AutoGenにおけるMulti-AgentアーキテクチャとModel Context設計
はじめに
AutoGenは、Microsoftが提供するタスク駆動型マルチエージェントフレームワークであり、複数のAIエージェントが協調しながら高度な処理を実行する環境を提供する。本記事では、代表的なエージェントの種類、モデルコンテキストの設定、並列処理、ツール反映制御、構成パターンまでを網羅的に解説する。
1. エージェントの種類と機能
AutoGenにおけるエージェントは、明確な責務を持つプロセス単位であり、以下のようなクラスが提供されている。
| クラス名 | 概要 |
|---|---|
AssistantAgent | 通常のチャットエージェント。モデルとの会話生成の基本機能を担う。 |
CustomAgent | BaseChatAgent を継承してカスタムロジックを実装した独自エージェント。 |
UserProxyAgent | ユーザー入力を受け取り、チャット内で返信として返すシンプルな中継者。 |
CodeExecutorAgent | Pythonコードの実行が可能なエージェント。検証・演算用途に有効。 |
OpenAIAssistantAgent | OpenAIの「Assistant API」と連携するエージェント。
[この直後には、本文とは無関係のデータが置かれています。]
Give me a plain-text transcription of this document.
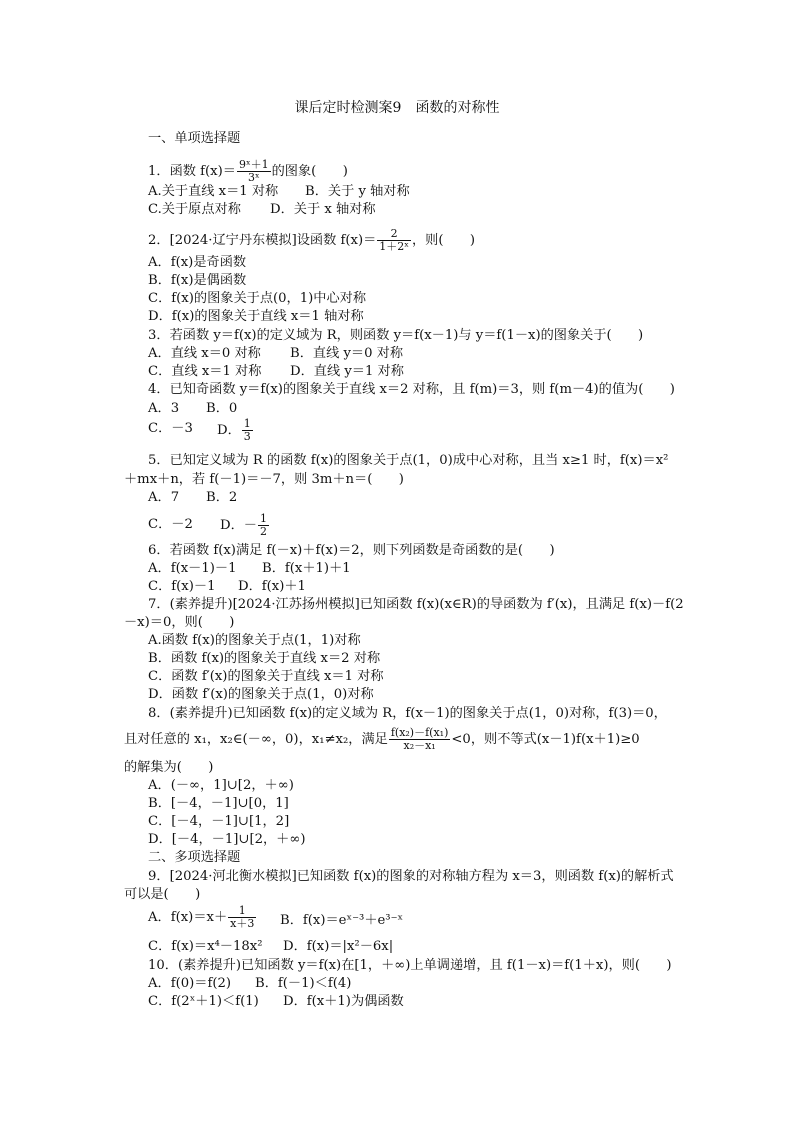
课后定时检测案9　函数的对称性
一、单项选择题
1．函数 $f(x)= \frac{\text{9ˣ＋1}}{\text{3ˣ}}$ 的图象(　　)
A.关于直线 x＝1 对称 B．关于 y 轴对称
C.关于原点对称 D．关于 x 轴对称
2．[2024·辽宁丹东模拟]设函数 $f(x)= \frac{2}{\text{1＋2ˣ}}$ ，则(　　)
A．f(x)是奇函数
B．f(x)是偶函数
C．f(x)的图象关于点(0，1)中心对称
D．f(x)的图象关于直线 x＝1 轴对称
3．若函数 y＝f(x)的定义域为 R，则函数 y＝f(x－1)与 y＝f(1－x)的图象关于(　　)
A．直线 x＝0 对称 B．直线 y＝0 对称
C．直线 x＝1 对称 D．直线 y＝1 对称
4．已知奇函数 y＝f(x)的图象关于直线 x＝2 对称，且 f(m)＝3，则 f(m－4)的值为(　　)
A．3 B．0
C．－3 D． $\frac{1}{3}$
5．已知定义域为 R 的函数 f(x)的图象关于点(1，0)成中心对称，且当 x≥1 时，f(x)＝x²
＋mx＋n，若 f(－1)＝－7，则 3m＋n＝(　　)
A．7 B．2
C．－2 D．－ $\frac{1}{2}$
6．若函数 f(x)满足 f(－x)＋f(x)＝2，则下列函数是奇函数的是(　　)
A．f(x－1)－1 B．f(x＋1)＋1
C．f(x)－1 D．f(x)＋1
7．(素养提升)[2024·江苏扬州模拟]已知函数 f(x)(x∈R)的导函数为 f′(x)，且满足 f(x)－f(2
－x)＝0，则(　　)
A.函数 f(x)的图象关于点(1，1)对称
B．函数 f(x)的图象关于直线 x＝2 对称
C．函数 f′(x)的图象关于直线 x＝1 对称
D．函数 f′(x)的图象关于点(1，0)对称
8．(素养提升)已知函数 f(x)的定义域为 R，f(x－1)的图象关于点(1，0)对称，f(3)＝0，
且对任意的 x₁，x₂∈(－∞，0)，x₁≠x₂，满足 $\frac{\text{f(x₂)－f(x₁)}}{\text{x₂－x₁}} <0$，则不等式(x－1)f(x＋1)≥0
的解集为(　　)
A．(－∞，1]∪[2，＋∞)
B．[－4，－1]∪[0，1]
C．[－4，－1]∪[1，2]
D．[－4，－1]∪[2，＋∞)
二、多项选择题
9．[2024·河北衡水模拟]已知函数 f(x)的图象的对称轴方程为 x＝3，则函数 f(x)的解析式
可以是(　　)
A．$f(x)=x+ \frac{1}{x+3}$ B．f(x)＝eˣ⁻³＋e³⁻ˣ
C．f(x)＝x⁴－18x² D．f(x)＝|x²－6x|
10．(素养提升)已知函数 y＝f(x)在[1，＋∞)上单调递增，且 f(1－x)＝f(1＋x)，则(　　)
A．f(0)＝f(2) B．f(－1)＜f(4)
C．f(2ˣ＋1)＜f(1) D．f(x＋1)为偶函数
独自ツールも利用可。 |
MultimodalWebSurfer | Web検索・閲覧が可能なマルチモーダルエージェント。 |
FileSurfer | ローカルファイルの探索・読み取りに特化したエージェント。 |
VideoSurfer | 動画コンテンツを視聴し情報抽出するエージェント(実験的機能)。 |
2. モデルコンテキストの設定:model_context
モデルコンテキスト(model_context)は、LLMが保持・参照する会話履歴の範囲を制御する設定機構である。
コンテキストタイプ
| モード名 | 説明 |
|---|---|
UnboundedChatCompletionContext | 全会話履歴を渡す(デフォルト)。記憶制限なし。 |
BufferedChatCompletionContext | 直近n個のメッセージのみを送信。buffer_sizeで設定可能。 |
TokenLimitedChatCompletionContext | トークン数上限で履歴を制御。会話履歴を最大トークン数以内に限定。 |
構造図
plaintextCopyEdit[AssistantAgent]
|
└── uses → model_context: ChatCompletionContext
↑
├─ UnboundedChatCompletionContext
├─ BufferedChatCompletionContext
└─ TokenLimitedChatCompletionContext
3. 高度機能:ツール呼び出しと並列処理
AutoGenでは、複数ツールを制御するための以下の設定が提供されている。
| 機能 | 説明 |
|---|---|
parallel_tool_calls | 複数のツールを並列に呼び出す。パフォーマンス向上に寄与。 |
reflect_on_tool_use | ツール出力を自然言語で要約して反映させる。可読性向上。 |
tool_iterations | 複数回連続してツールを実行する回数を制御(例:最大3回など)。 |
4. Multi-Agentの構成パターン
AutoGenでは目的に応じた複数の構成パターンが用意されており、柔軟なタスクフロー設計が可能である。
| パターン名 | 構成概略 | 使用例 |
|---|---|---|
| 分業型 | 各Agentが専門ツールを持ち分担 | 例:データ収集 → 解析 → 要約 |
| 階層型 | 上位Agentが下位Agentをツール的に呼ぶ | 例:オーケストレーション・監督型構成 |
| 自律型 | Agentが自身で必要なツールを探索し連携 | 例:AutoGPT的な自己完結タスク遂行 |
おわりに
AutoGenのMulti-Agent設計は、タスクごとの責務分離・対話履歴の制御・ツール連携の柔軟性という三本柱に支えられている。特に、モデルコンテキストを活用することで、エージェントの推論効率や計算コストを制御可能であり、大規模LLMの運用設計において極めて実用的である。